Siempre Julia



He salido de casa con la esperanza de encontrar a Julia. Es una esperanza secreta, pero no vana: ayer creí distinguirla sentada en un vagón en el tren de cercanías que recorre el trayecto Vilanova Barcelona, a punto de llegar a la estación del paseo de Gracia. Yo viajaba absorto y aburrido, apretado entre una adolescente locuaz que parloteaba por el móvil sin cesar, encadenando una llamada tras otra (total para no decir nada), y un joven magrebí de ojos soñolientos. Fue solo un instante, pero supe que era ella. En ese mismo momento el tren se detuvo y Julia desapareció como una sombra, tragada por la multitud que se agolpaba en el andén. Era ella. Su mirada distraída se fijó en mí durante un segundo, sin reconocerme. No me importó. Me basta con verla y saber que sigue fiel a su promesa. “Te juro que volveré, que estaré siempre a tu lado, que nada ni nadie podrá separarnos”.

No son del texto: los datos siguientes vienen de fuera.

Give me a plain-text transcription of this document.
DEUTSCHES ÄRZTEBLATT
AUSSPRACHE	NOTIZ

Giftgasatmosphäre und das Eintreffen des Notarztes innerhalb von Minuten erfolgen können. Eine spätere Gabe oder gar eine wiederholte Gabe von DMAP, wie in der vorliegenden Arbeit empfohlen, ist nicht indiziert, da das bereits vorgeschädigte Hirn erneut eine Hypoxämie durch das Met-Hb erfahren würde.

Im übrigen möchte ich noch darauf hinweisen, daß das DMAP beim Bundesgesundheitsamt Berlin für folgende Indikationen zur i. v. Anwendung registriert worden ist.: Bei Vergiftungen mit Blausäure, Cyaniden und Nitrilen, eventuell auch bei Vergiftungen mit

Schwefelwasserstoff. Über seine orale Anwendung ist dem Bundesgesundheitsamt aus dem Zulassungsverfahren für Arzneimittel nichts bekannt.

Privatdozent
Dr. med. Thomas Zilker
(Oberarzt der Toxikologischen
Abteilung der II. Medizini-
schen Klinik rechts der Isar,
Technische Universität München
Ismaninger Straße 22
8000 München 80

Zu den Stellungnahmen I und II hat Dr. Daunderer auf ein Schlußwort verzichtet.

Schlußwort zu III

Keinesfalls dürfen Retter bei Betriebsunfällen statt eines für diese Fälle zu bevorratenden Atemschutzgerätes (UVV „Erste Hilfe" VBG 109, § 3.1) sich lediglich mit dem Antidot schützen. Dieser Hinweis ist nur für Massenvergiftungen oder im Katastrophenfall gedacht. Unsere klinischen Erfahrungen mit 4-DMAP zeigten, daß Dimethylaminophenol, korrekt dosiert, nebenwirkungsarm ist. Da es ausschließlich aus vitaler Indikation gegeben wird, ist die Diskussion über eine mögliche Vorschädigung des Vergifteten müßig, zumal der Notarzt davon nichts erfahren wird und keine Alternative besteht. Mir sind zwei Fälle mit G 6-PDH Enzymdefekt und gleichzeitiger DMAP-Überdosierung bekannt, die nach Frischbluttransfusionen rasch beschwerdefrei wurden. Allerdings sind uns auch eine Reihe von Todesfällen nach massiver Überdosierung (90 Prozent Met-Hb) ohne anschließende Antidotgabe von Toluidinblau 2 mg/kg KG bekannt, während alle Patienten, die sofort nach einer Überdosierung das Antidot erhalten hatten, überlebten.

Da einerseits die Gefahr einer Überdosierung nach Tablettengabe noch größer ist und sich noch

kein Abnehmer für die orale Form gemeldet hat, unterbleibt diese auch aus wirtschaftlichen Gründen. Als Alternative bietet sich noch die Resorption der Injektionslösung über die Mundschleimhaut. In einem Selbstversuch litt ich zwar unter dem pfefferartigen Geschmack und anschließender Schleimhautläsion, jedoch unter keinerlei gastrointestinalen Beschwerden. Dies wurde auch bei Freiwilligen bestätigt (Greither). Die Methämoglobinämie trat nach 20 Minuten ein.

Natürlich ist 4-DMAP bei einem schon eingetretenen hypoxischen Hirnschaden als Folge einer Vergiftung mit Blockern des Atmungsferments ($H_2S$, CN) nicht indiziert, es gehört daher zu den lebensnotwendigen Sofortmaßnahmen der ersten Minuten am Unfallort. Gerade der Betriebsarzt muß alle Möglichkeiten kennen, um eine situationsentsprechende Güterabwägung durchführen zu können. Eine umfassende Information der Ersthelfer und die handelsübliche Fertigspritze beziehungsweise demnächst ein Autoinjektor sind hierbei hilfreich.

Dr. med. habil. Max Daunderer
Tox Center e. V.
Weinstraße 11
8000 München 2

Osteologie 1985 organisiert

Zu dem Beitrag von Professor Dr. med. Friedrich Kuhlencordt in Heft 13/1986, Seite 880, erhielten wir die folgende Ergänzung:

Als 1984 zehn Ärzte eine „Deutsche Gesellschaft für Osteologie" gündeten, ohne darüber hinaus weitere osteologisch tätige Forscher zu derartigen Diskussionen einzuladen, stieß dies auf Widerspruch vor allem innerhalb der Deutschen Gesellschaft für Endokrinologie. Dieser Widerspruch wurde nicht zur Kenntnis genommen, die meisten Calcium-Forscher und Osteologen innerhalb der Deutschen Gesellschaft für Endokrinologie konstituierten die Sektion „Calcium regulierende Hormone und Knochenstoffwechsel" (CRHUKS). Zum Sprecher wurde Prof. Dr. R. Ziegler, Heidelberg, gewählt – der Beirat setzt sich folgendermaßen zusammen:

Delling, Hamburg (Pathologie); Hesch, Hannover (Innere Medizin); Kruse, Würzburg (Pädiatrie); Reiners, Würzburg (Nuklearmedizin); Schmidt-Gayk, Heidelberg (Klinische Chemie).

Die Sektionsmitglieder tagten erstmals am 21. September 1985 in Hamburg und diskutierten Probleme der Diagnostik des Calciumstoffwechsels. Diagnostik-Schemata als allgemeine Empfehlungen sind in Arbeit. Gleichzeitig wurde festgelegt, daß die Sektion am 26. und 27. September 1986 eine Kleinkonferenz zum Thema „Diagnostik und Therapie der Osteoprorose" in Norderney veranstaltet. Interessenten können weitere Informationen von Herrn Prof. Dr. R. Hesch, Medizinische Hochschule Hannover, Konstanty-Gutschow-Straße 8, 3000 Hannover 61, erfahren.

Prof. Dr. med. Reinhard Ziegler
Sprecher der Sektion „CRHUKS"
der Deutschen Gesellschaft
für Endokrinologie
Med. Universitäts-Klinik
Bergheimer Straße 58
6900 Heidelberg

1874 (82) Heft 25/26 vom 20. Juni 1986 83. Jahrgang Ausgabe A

Ayer la vi sentada en ese vagón. Anteayer sentí su perfume cuando cruzaba en hora punta por un paso de peatones de la Vía Layetana y una cabellera oscura me acarició el rostro con suavidad fugaz. Y el día anterior era ella la chica que compraba flores en ese puestecito que hay al final del mercado de Santa Caterina. Hoy la he visto a lo lejos, en un banco de la Rambla, bajo el frescor de los plátanos, leyendo un libro con aire tan concentrado que no he querido molestarla. (Siempre temo molestarla, por no romper el mágico hechizo que la mantiene a mi lado). Mañana la veré quizá desde la ventanilla del autobús que me lleva a la oficina, caminando por una calle abarrotada. Y pasado mañana, asomada al balcón de cualquier casa, haciéndole guiños al sol, o tendida en la playa entre otros cuerpos, como una mujer de arena que susurra en mi oído su promesa. “Siempre, siempre”.